Joe Zimmerman has been doing web development ever since he found an HTML book on his dad's shelf when he was 12. Since then, JavaScript has grown in popularity and he has become passionate about it. He also loves to teach others though his blog and other popular blogs. When he's not writing code, he's spending time with his wife and children and leading them in God's Word.


  • http://profiles.google.com/russell.ballestrini Russell Ballestrini

    If you are coding in python and not javascript, check out https://bitbucket.org/russellballestrini/miniuri/src/tip/miniuri.py

    Short python module to perform uri parsing.
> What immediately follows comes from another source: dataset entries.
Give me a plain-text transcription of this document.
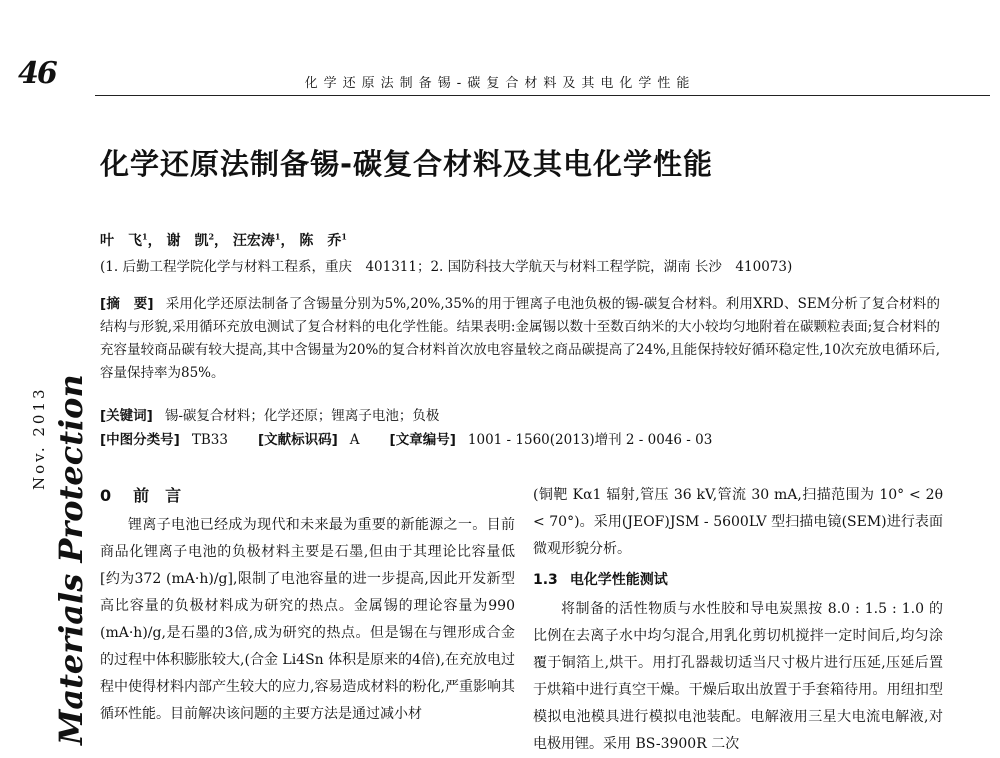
46	化学还原法制备锡-碳复合材料及其电化学性能
化学还原法制备锡-碳复合材料及其电化学性能
叶　飞$^1$， 谢　凯$^2$， 汪宏涛$^1$， 陈　乔$^1$
(1. 后勤工程学院化学与材料工程系，重庆　401311；2. 国防科技大学航天与材料工程学院，湖南 长沙　410073)
[摘　要] 采用化学还原法制备了含锡量分别为5%,20%,35%的用于锂离子电池负极的锡-碳复合材料。利用XRD、SEM分析了复合材料的结构与形貌,采用循环充放电测试了复合材料的电化学性能。结果表明:金属锡以数十至数百纳米的大小较均匀地附着在碳颗粒表面;复合材料的充容量较商品碳有较大提高,其中含锡量为20%的复合材料首次放电容量较之商品碳提高了24%,且能保持较好循环稳定性,10次充放电循环后,容量保持率为85%。
[关键词] 锡-碳复合材料；化学还原；锂离子电池；负极
[中图分类号] TB33 [文献标识码] A [文章编号] 1001 - 1560(2013)增刊 2 - 0046 - 03
Nov. 2013 Materials Protection 0 前 言

锂离子电池已经成为现代和未来最为重要的新能源之一。目前商品化锂离子电池的负极材料主要是石墨,但由于其理论比容量低[约为372 (mA·h)/g],限制了电池容量的进一步提高,因此开发新型高比容量的负极材料成为研究的热点。金属锡的理论容量为990 (mA·h)/g,是石墨的3倍,成为研究的热点。但是锡在与锂形成合金的过程中体积膨胀较大,(合金 Li4Sn 体积是原来的4倍),在充放电过程中使得材料内部产生较大的应力,容易造成材料的粉化,严重影响其循环性能。目前解决该问题的主要方法是通过减小材

(铜靶 Kα1 辐射,管压 36 kV,管流 30 mA,扫描范围为 10° < 2θ < 70°)。采用(JEOF)JSM - 5600LV 型扫描电镜(SEM)进行表面微观形貌分析。

1.3 电化学性能测试

将制备的活性物质与水性胶和导电炭黑按 8.0 : 1.5 : 1.0 的比例在去离子水中均匀混合,用乳化剪切机搅拌一定时间后,均匀涂覆于铜箔上,烘干。用打孔器裁切适当尺寸极片进行压延,压延后置于烘箱中进行真空干燥。干燥后取出放置于手套箱待用。用纽扣型模拟电池模具进行模拟电池装配。电解液用三星大电流电解液,对电极用锂。采用 BS-3900R 二次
  • http://twitter.com/IORayne Anthony Grimes

    It’s worth noting that the URI spec actually has a regex in the appendix for parsing a URI, so it isn’t that difficult. That said, obviously avoiding regexes is a good thing, so I support this post.

  • pyrotechnick

    node’s CommonJS-compliant url parser is easily ported to the browser: http://nodejs.org/api/url.html

    • http://www.joezimjs.com Joe Zimmerman

       I wasn’t saying that there weren’t libraries (I mentioned libraries twice). I was just noting that there is a simple way to do it without a library or with a very small library based off of this method. Node’s URL Parser function is over 200 lines of code (though well documented) which is several times as much code. I’m currently turning this method into a jQuery plugin and even though I’m adding several things to it (including parsing the search string into an object) and generous comments, it’s still only 70 or so lines of code.

  • http://lukapeharda.com/ Luka Peharda

    Wow, great share!

  • Matt Slocum

    Warning: parser.pathname is not returning a starting ‘/’ in IE, but it does return opening ‘/’ on window.location.pathname.

    • http://www.joezimjs.com Joe Zimmerman

       Yea I heard about this. I’m creating a plugin that utilizes this technique for parsing the URL and I’ll be fixing this problem. The plugin will also parse the query string into an object, so that should be awesome.

  • Tom

    Lovely code, thanks very much. Really useful. Not too bothered about IE6 support in this situation as I’m using this code as a nice little user interface enhancement, so the page will still work fine for IE6 dinosaurs, but just a little smoother for more modern browsers.

  • Fabianx

    Wow, this is a great technique!

  • JamesMGreene

    I’ve tried this, too. Unfortunately, for those of us who still have to support IE < 10 (yes, 10), this approach has plenty of bugs. I started fixing them one by one and basically ended up writing a whole URI parsing library in the end… should've just used jsUri/URI.js/purl/etc. from the get-go, I guess.